Plug Gods referred to Rioux's music as "manifesting a sense of grace and cultivated beauty in its minimalism," something we couldn't agree with more, as evidenced by his 2011 audio/visual album Everything You Need Is Right Here, which is startlingly diverse songs and electronic workouts accompanied by film collaborations with video artist Cabrido.  The album manages to meld post-punk with indie folktronica in a very ear-friendly way that nonetheless takes you on a gently psychedelic adventure through sunlight, percussion, and electronic transcendence augmented with lots of live instruments and percussion, including tastefully "out" sarod workouts.  The album is also available on vinyl, in a limited pressing of 300 copies.

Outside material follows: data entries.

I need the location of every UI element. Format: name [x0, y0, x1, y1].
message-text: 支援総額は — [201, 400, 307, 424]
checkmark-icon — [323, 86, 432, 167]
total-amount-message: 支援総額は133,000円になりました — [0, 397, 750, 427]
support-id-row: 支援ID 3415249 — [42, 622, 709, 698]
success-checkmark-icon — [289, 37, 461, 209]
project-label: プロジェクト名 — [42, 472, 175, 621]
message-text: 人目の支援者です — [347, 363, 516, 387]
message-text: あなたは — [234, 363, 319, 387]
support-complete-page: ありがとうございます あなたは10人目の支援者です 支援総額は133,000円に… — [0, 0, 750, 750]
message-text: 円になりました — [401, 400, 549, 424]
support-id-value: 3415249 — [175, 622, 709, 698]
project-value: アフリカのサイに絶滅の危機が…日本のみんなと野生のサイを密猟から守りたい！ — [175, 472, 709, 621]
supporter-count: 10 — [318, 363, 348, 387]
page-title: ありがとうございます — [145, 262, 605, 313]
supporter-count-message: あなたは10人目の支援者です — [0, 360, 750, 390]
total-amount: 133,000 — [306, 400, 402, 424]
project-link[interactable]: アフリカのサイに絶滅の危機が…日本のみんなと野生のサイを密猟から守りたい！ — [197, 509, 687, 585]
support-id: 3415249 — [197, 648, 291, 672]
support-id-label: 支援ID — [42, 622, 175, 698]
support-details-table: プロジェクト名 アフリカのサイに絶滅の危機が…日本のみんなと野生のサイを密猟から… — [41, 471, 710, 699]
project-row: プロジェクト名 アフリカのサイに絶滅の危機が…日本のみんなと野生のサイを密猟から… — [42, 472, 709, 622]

You can load and watch the entire album as a video playlist by clickity-clicking this link:

Erin Rioux has been a supporter of my art for a long time now.  His former band, Rochester MI-based The Novel Citizen, commissioned posters from me that still remain favorites in my portfolio.  He said he couldn't talk about some of the people he was collaborating with on Re: You when we were discussing the licensing of Walls Impede My Progress, and I thought "cool, he must be working with someone he admires."  Little did I know!  This is an exciting time for Rioux, a great track re-imagined from Björk's luminous Vespertine album, an honor by proxy for me (and excellent exposure for my painting), plus a free download for you!